(Bloomberg) -- President Donald Trump said Friday that a trade deal with China is close as he prepared to send his negotiators to Beijing for a fresh round of talks next week, but U.S. officials downplayed the prospect of a swift conclusion.
Trump has said that he wants an agreement that could be enforced, not a quick deal. U.S. Trade Representative Robert Lighthizer, who is leading the talks for Trump, and Treasury Secretary Steven Mnuchin will travel to Beijing for meetings at the end of next week, and Chinese Vice Premier Liu He will then come to Washington in April to continue the discussions, the Chinese Ministry of Commerce said on Thursday.
“I think we’re getting very close,” Trump said in an interview broadcast on Fox Business Network’s “Mornings With Maria” on Friday. “That doesn’t mean we get there, but I think we’re getting very close.”

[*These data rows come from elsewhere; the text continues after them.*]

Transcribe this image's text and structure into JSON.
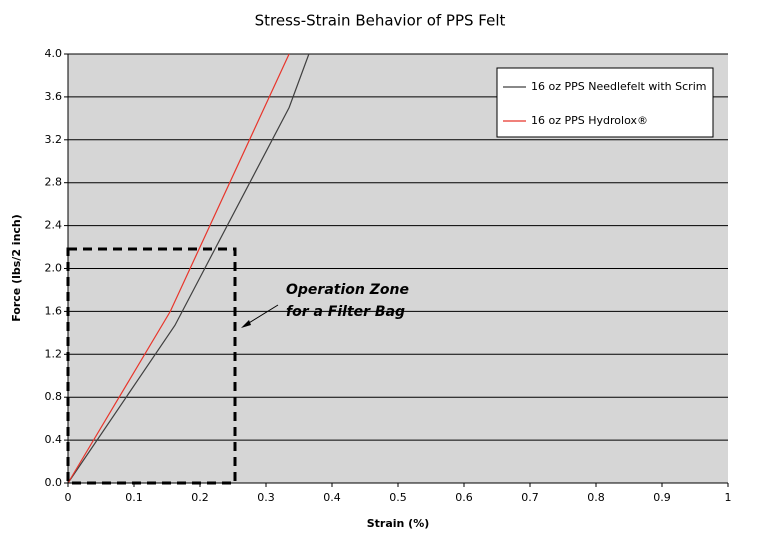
{
  "chart_data": {
    "type": "line",
    "title": "Stress-Strain Behavior of PPS Felt",
    "xlabel": "Strain (%)",
    "ylabel": "Force (lbs/2 inch)",
    "series": [
      {
        "name": "16 oz PPS Needlefelt with Scrim",
        "color": "#404040",
        "x": [
          0,
          0.162,
          0.335,
          0.365
        ],
        "values": [
          0,
          1.47,
          3.5,
          4.0
        ]
      },
      {
        "name": "16 oz PPS Hydrolox®",
        "color": "#e8352b",
        "x": [
          0,
          0.155,
          0.335
        ],
        "values": [
          0,
          1.6,
          4.0
        ]
      }
    ],
    "xlim": [
      0,
      1
    ],
    "xticks": [
      0,
      0.1,
      0.2,
      0.3,
      0.4,
      0.5,
      0.6,
      0.7,
      0.8,
      0.9,
      1
    ],
    "ylim": [
      0,
      4.0
    ],
    "yticks": [
      {
        "value": 0,
        "label": "0.0"
      },
      0.4,
      0.8,
      1.2,
      1.6,
      {
        "value": 2,
        "label": "2.0"
      },
      2.4,
      2.8,
      3.2,
      3.6,
      {
        "value": 4,
        "label": "4.0"
      }
    ],
    "grid": true,
    "legend": "upper right",
    "annotations": [
      "Operation Zone",
      "for a Filter Bag"
    ]
  }
}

He insisted that the talks hadn’t been slowed after saying earlier this week that he would keep some tariffs on Chinese products even after a deal in order to ensure Beijing’s compliance. Chinese negotiators have pressed for tariffs to be lifted immediately.
The two sides have continued negotiations on a 150-page agreement through telephone calls and video conferencing, including one held late Wednesday, said the people, who asked for anonymity because they were not authorized to speak to the press. They added that while there had been progress, negotiators wanted to meet face to face.
The goal is to reach an agreement in the days after Liu’s visit to Washington, potentially with a meeting between Trump and his Chinese counterpart, Xi Jinping, at Mar-a-Lago, they said. A date for that has not been set, but officials say that meeting could pushed as far as into the end of April.
Some American negotiators have become concerned that the Chinese are pushing back against U.S. demands, according to people familiar with the negotiations.
Trump on Wednesday said he would keep tariffs on China until he’s certain that the Chinese are complying with any new trade agreement, rejecting expectations that the two nations would agree to roll back duties as part of a lasting truce to their trade conflict.
“We’re not talking about removing them, we’re talking about leaving them for a substantial period of time, because we have to make sure that if we do the deal with China that China lives by the deal,” Trump told reporters at the White House on Wednesday before leaving on a trip to Ohio. “They’ve had a lot of problems living by certain deals.”
The president’s comments dimmed hopes that round-the-clock trade negotiations between the world’s two biggest economies could lead to them removing the roughly $360 billion in tariffs they’ve imposed on each other’s imports. Beijing has pushed the Trump administration to remove tariffs as part of any deal.